Le réalisateur est parvenu à rassembler de nouveau Anouk Aimée et Jean-Louis Trintignant en Normandie pour la suite et fin du célèbre “Un Homme et Une Femme” tournée en partie à Deauville et qui contribue encore aujourd’hui au mythe de la cité balnéaire.

Ils se sont connus il y a des dizaines d’année, lui était pilote de course et jeune papa, elle était veuve. Ils se sont aimés mais n’ont pas vécu ensemble. Aujourd’hui Jean-Louis a été placé en maison de retraite par son fils.

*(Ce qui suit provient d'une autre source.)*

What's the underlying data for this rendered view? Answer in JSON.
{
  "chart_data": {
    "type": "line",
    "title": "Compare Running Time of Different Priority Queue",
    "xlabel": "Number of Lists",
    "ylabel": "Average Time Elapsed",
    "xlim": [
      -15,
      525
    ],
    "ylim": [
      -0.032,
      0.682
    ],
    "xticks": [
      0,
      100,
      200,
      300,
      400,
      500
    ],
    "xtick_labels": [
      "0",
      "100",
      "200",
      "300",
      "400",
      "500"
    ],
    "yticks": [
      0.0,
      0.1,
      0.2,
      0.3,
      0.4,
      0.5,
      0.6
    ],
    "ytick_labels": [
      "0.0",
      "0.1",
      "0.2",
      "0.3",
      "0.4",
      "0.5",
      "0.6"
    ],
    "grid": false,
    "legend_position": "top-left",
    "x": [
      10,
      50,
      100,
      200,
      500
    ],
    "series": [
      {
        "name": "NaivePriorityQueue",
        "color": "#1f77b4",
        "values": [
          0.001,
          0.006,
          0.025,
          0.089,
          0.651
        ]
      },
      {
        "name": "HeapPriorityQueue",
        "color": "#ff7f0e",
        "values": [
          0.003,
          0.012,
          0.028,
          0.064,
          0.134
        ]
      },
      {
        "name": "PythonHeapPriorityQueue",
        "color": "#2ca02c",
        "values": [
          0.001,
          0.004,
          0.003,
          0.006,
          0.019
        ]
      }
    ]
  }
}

Ce dernier, inquiet pour l’état de son père atteint de la maladie d’Alzheimer, décide de rechercher l’amour passé de son père, Anne, pour qu’elle aille lui rendre visite.

Leurs retrouvailles sont douces et mélancoliques, empreintes de souvenirs – le réalisateur a inséré des extraits de “Un Homme et Une Femme”- et de nouveaux rêves.

Les moments d’échanges entre les deux personnages principaux sont d’une infinie beauté, toute notion de jeu d’acteur semble oubliée au profit de moments qui paraissent réels.

Seule ombre dans ce tableau, la fin du film, longue avec la reprise dans son intégralité de la scène de course dans Paris tirée du premier film, et un peu décevante après un si beau film.